BELLUNO. La diminuzione del capitale sociale di Ser.sa libera risorse per adeguare la casa di riposo alla normativa antincendio. L'operazione rientra all'interno del cambio di denominazione sociale della società interamente partecipata del Comune che si occupa di servizi sociale e assistenziali (centro diurno, casa di riposo, assistenza domiciliare, ecc). Ser.sa oggi è una spa, diventerà srl se il consiglio comunale approverà l'operazione. La seduta è convocata per oggi alle 16.
«Dal punto di vista sostanziale cambia poco, dal punto di vista formale invece l'operazione è importante», anticipa l'assessore Maurizio Busatta, che di Ser.sa è stato amministratore fino a qualche mese fa. «La trasformazione nasce dall'esigenza di realizzare risparmi gestionali. Per esempio non ci sarà più un collegio sindacale composto da tre membri: ci sarà un organo di controllo monocratico. Tutte le società partecipate del Comune sono società a responsabilità limitata, solo Sersa era rimasta società per azioni, dunque si è proposto di effettuare la trasformazione».

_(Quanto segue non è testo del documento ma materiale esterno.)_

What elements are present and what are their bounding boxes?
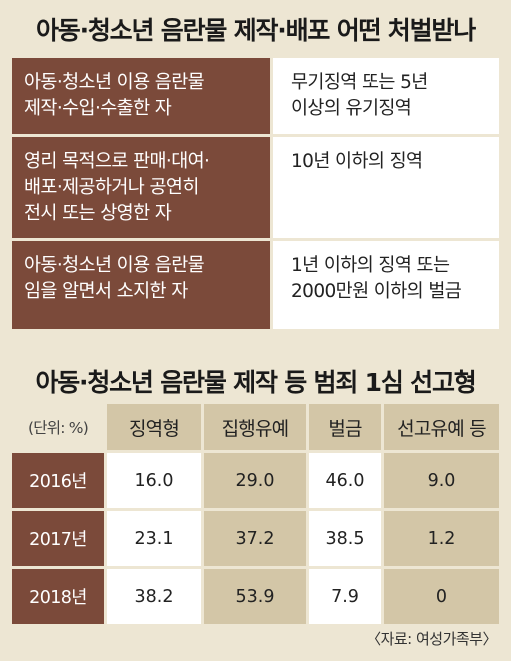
data-cell: 29.0 xyxy=(204,453,306,508)
row-year-label: 2017년 xyxy=(12,511,104,566)
data-cell: 1.2 xyxy=(384,511,499,566)
punishment-row: 아동·청소년 이용 음란물 임을 알면서 소지한 자 1년 이하의 징역 또는 … xyxy=(12,241,499,329)
crime-line: 배포·제공하거나 공연히 xyxy=(24,177,199,198)
data-cell: 7.9 xyxy=(309,569,381,624)
penalty-cell: 1년 이하의 징역 또는 2000만원 이하의 벌금 xyxy=(273,241,499,329)
punishment-title: 아동·청소년 음란물 제작·배포 어떤 처벌받나 xyxy=(35,16,476,45)
penalty-line: 10년 이하의 징역 xyxy=(291,151,423,172)
sentencing-title: 아동·청소년 음란물 제작 등 범죄 1심 선고형 xyxy=(35,368,476,397)
data-cell: 9.0 xyxy=(384,453,499,508)
unit-label: (단위: %) xyxy=(12,404,104,450)
punishment-row: 아동·청소년 이용 음란물 제작·수입·수출한 자 무기징역 또는 5년 이상의… xyxy=(12,58,499,134)
crime-line: 전시 또는 상영한 자 xyxy=(24,203,172,224)
penalty-line: 이상의 유기징역 xyxy=(291,98,412,119)
column-header: 징역형 xyxy=(107,404,201,450)
crime-line: 아동·청소년 이용 음란물 xyxy=(24,72,205,93)
column-header: 벌금 xyxy=(309,404,381,450)
crime-line: 임을 알면서 소지한 자 xyxy=(24,281,188,302)
penalty-line: 1년 이하의 징역 또는 xyxy=(291,255,450,276)
penalty-line: 무기징역 또는 5년 xyxy=(291,72,428,93)
data-cell: 38.2 xyxy=(107,569,201,624)
data-cell: 16.0 xyxy=(107,453,201,508)
column-header: 선고유예 등 xyxy=(384,404,499,450)
data-cell: 23.1 xyxy=(107,511,201,566)
crime-cell: 영리 목적으로 판매·대여· 배포·제공하거나 공연히 전시 또는 상영한 자 xyxy=(12,137,270,238)
data-cell: 0 xyxy=(384,569,499,624)
data-cell: 37.2 xyxy=(204,511,306,566)
crime-line: 제작·수입·수출한 자 xyxy=(24,98,172,119)
crime-line: 영리 목적으로 판매·대여· xyxy=(24,151,210,172)
crime-cell: 아동·청소년 이용 음란물 임을 알면서 소지한 자 xyxy=(12,241,270,329)
column-header: 집행유예 xyxy=(204,404,306,450)
row-year-label: 2016년 xyxy=(12,453,104,508)
penalty-line: 2000만원 이하의 벌금 xyxy=(291,281,462,302)
source-note: 〈자료: 여성가족부〉 xyxy=(366,630,497,648)
penalty-cell: 무기징역 또는 5년 이상의 유기징역 xyxy=(273,58,499,134)
data-cell: 38.5 xyxy=(309,511,381,566)
crime-line: 아동·청소년 이용 음란물 xyxy=(24,255,205,276)
punishment-row: 영리 목적으로 판매·대여· 배포·제공하거나 공연히 전시 또는 상영한 자 … xyxy=(12,137,499,238)
data-cell: 46.0 xyxy=(309,453,381,508)
penalty-cell: 10년 이하의 징역 xyxy=(273,137,499,238)
data-cell: 53.9 xyxy=(204,569,306,624)
row-year-label: 2018년 xyxy=(12,569,104,624)
crime-cell: 아동·청소년 이용 음란물 제작·수입·수출한 자 xyxy=(12,58,270,134)
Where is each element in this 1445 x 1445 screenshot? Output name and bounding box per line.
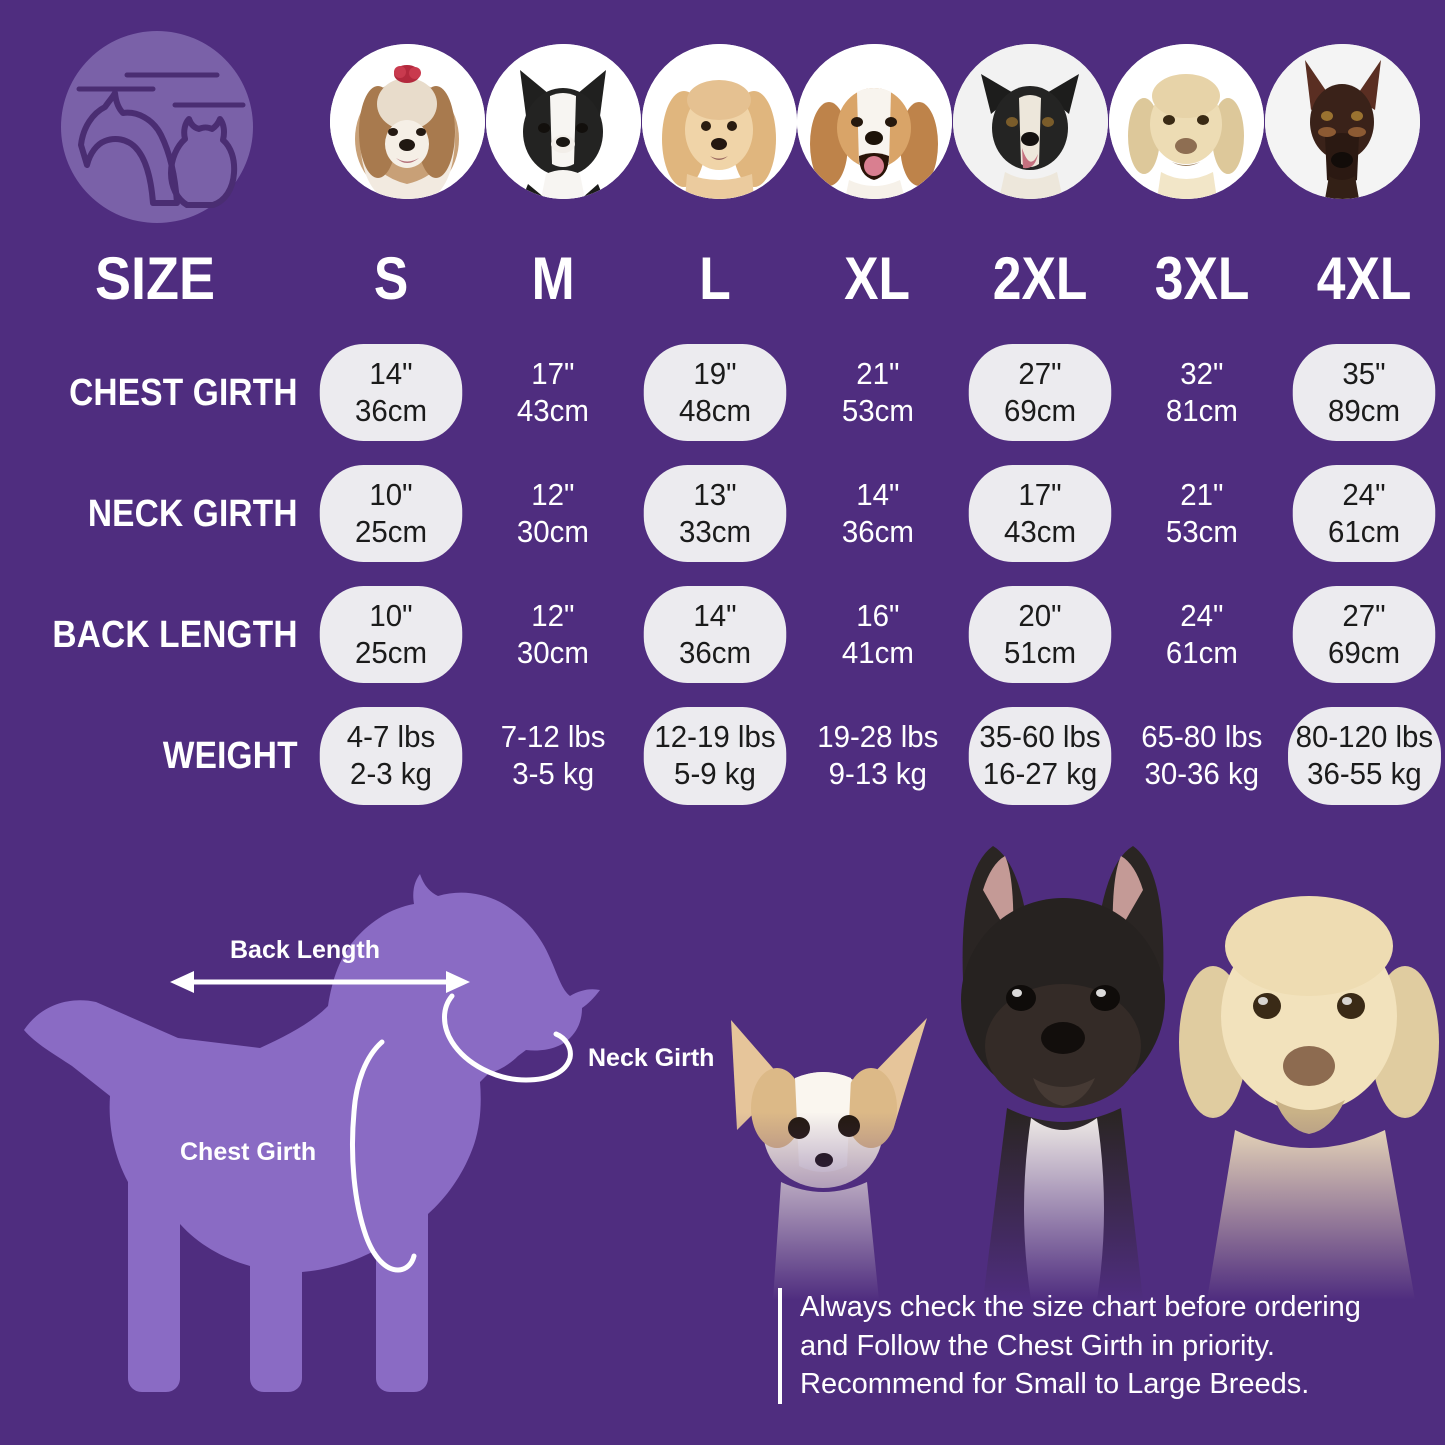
cell-weight-m: 7-12 lbs 3-5 kg xyxy=(500,719,606,792)
cell-weight-xl: 19-28 lbs 9-13 kg xyxy=(816,719,939,792)
neck-girth-indicator xyxy=(442,993,573,1083)
note-text: Always check the size chart before order… xyxy=(800,1291,1361,1401)
cell-chest-4xl: 35" 89cm xyxy=(1283,344,1445,442)
border-collie-photo xyxy=(953,44,1109,199)
cell-back-2xl: 20" 51cm xyxy=(959,586,1121,684)
note-divider-bar xyxy=(778,1288,782,1404)
cell-neck-l: 13" 33cm xyxy=(634,465,796,563)
row-label-chest-girth: CHEST GIRTH xyxy=(69,371,298,414)
cell-weight-s: 4-7 lbs 2-3 kg xyxy=(310,707,472,805)
size-header-2xl: 2XL xyxy=(992,245,1087,312)
size-header-3xl: 3XL xyxy=(1154,245,1250,312)
chest-girth-indicator xyxy=(350,1039,417,1273)
cell-chest-3xl: 32" 81cm xyxy=(1165,356,1238,428)
row-label-neck-girth: NECK GIRTH xyxy=(87,492,298,535)
cell-neck-xl: 14" 36cm xyxy=(841,477,914,549)
cell-back-3xl: 24" 61cm xyxy=(1165,598,1238,670)
cell-chest-s: 14" 36cm xyxy=(310,344,472,442)
cell-weight-l: 12-19 lbs 5-9 kg xyxy=(634,707,796,805)
table-row-weight: WEIGHT 4-7 lbs 2-3 kg 7-12 lbs 3-5 kg 12-1… xyxy=(0,707,1445,805)
breed-photo-doberman xyxy=(1264,44,1420,199)
dog-cat-circle-logo-icon xyxy=(61,31,253,223)
breed-photo-border-collie xyxy=(953,44,1109,199)
labrador-photo xyxy=(1109,44,1265,199)
cell-chest-m: 17" 43cm xyxy=(517,356,590,428)
size-corner-label: SIZE xyxy=(94,245,216,312)
row-label-weight: WEIGHT xyxy=(162,735,298,778)
shih-tzu-photo xyxy=(330,44,485,199)
cell-chest-l: 19" 48cm xyxy=(634,344,796,442)
breed-photo-cocker-spaniel xyxy=(641,44,797,199)
table-row-neck-girth: NECK GIRTH 10" 25cm 12" 30cm 13" 33cm 14" 36… xyxy=(0,465,1445,563)
size-header-4xl: 4XL xyxy=(1316,245,1412,312)
size-header-s: S xyxy=(373,245,409,312)
size-header-l: L xyxy=(699,245,732,312)
dog-measurement-illustration: Back Length Neck Girth Chest Girth xyxy=(24,874,714,1392)
doberman-photo xyxy=(1264,44,1420,199)
table-row-back-length: BACK LENGTH 10" 25cm 12" 30cm 14" 36cm 16" 4… xyxy=(0,586,1445,684)
cell-chest-2xl: 27" 69cm xyxy=(959,344,1121,442)
size-header-xl: XL xyxy=(844,245,911,312)
boston-terrier-photo xyxy=(485,44,641,199)
back-length-label: Back Length xyxy=(230,936,380,964)
cell-neck-4xl: 24" 61cm xyxy=(1283,465,1445,563)
breed-photo-boston-terrier xyxy=(485,44,641,199)
cell-chest-xl: 21" 53cm xyxy=(841,356,914,428)
cell-weight-3xl: 65-80 lbs 30-36 kg xyxy=(1141,719,1263,792)
breed-photo-labrador xyxy=(1109,44,1265,199)
measurement-diagram: Back Length Neck Girth Chest Girth xyxy=(10,830,750,1430)
neck-girth-label: Neck Girth xyxy=(588,1044,714,1072)
chest-girth-label: Chest Girth xyxy=(180,1138,316,1166)
row-label-back-length: BACK LENGTH xyxy=(52,613,298,656)
three-dogs-photo xyxy=(715,830,1445,1300)
size-header-m: M xyxy=(531,245,575,312)
breed-photo-row xyxy=(330,44,1420,202)
cell-neck-m: 12" 30cm xyxy=(517,477,590,549)
cell-neck-s: 10" 25cm xyxy=(310,465,472,563)
cell-back-s: 10" 25cm xyxy=(310,586,472,684)
cell-back-l: 14" 36cm xyxy=(634,586,796,684)
beagle-photo xyxy=(797,44,953,199)
cell-neck-3xl: 21" 53cm xyxy=(1165,477,1238,549)
cell-weight-4xl: 80-120 lbs 36-55 kg xyxy=(1283,707,1445,805)
table-header-row: SIZE S M L XL 2XL 3XL 4XL xyxy=(0,236,1445,322)
cell-back-4xl: 27" 69cm xyxy=(1283,586,1445,684)
breed-photo-shih-tzu xyxy=(330,44,485,199)
bottom-dog-photos xyxy=(715,830,1445,1300)
brand-logo xyxy=(57,27,257,227)
back-length-indicator xyxy=(170,971,470,993)
size-note: Always check the size chart before order… xyxy=(778,1288,1361,1404)
cell-neck-2xl: 17" 43cm xyxy=(959,465,1121,563)
cell-back-xl: 16" 41cm xyxy=(841,598,914,670)
size-table: SIZE S M L XL 2XL 3XL 4XL CHEST GIRTH 14… xyxy=(0,236,1445,805)
cocker-spaniel-photo xyxy=(641,44,797,199)
breed-photo-beagle xyxy=(797,44,953,199)
cell-weight-2xl: 35-60 lbs 16-27 kg xyxy=(959,707,1121,805)
cell-back-m: 12" 30cm xyxy=(517,598,590,670)
table-row-chest-girth: CHEST GIRTH 14" 36cm 17" 43cm 19" 48cm 21" 5… xyxy=(0,344,1445,442)
size-header-cells: S M L XL 2XL 3XL 4XL xyxy=(310,249,1445,309)
dog-side-silhouette-icon xyxy=(24,874,600,1392)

Il passaggio a srl consentirà anche di adeguare lo statuto alle norme sul controllo in house. «Sarà inoltre ridotto il capitale sociale: da 250 mila euro passerà a 130 mila», prosegue Busatta. «Questa operazione libererà risorse che il Comune investirà nella struttura, per eseguire interventi strutturali ai fini dell'adeguamento alla normativa antincendio». I lavori sono necessari per ottenere l'accreditamento e l'autorizzazione all'esercizio e vanno eseguiti entro il 2017. «Non si tratta di grossi interventi, ma la cifra è comunque importante: superiore ai 100 mila euro», aggiunge l'assessore. «La società aveva inviato un rapporto dettagliato al Comune nell'agosto dell'anno scorso, e durante il mio mandato aveva già effettuato interventi per circa 50 mila euro. A bilancio quest'anno il Comune ha stanziato 30 mila euro, uniti alle risorse che si libereranno con la diminuzione del capitale sociale si dovrebbero accelerare le procedure per fare questi interventi». Oltre a Sersa, in consiglio si parlerà anche del protocollo “Provincia bio”. Lo spunto verrà da una mozione di Irma Visalli, Roberto De Moliner, Claudia Bettiol, Andrea Lanari, Sergio Marchese, Ida Bortoluzzi e Patrizia Burigo, che vogliono vederci chiaro perché in commissione nei mesi scorsi erano stati presentati due documenti diversi in materia: uno del Parco, con la denominazione “Provincia bio” e l'altro proposto dall'Um bellunese, che invece elimina la dicitura “biologico” a favore di “distretto tradizionale ed ecologico”. (a.f.)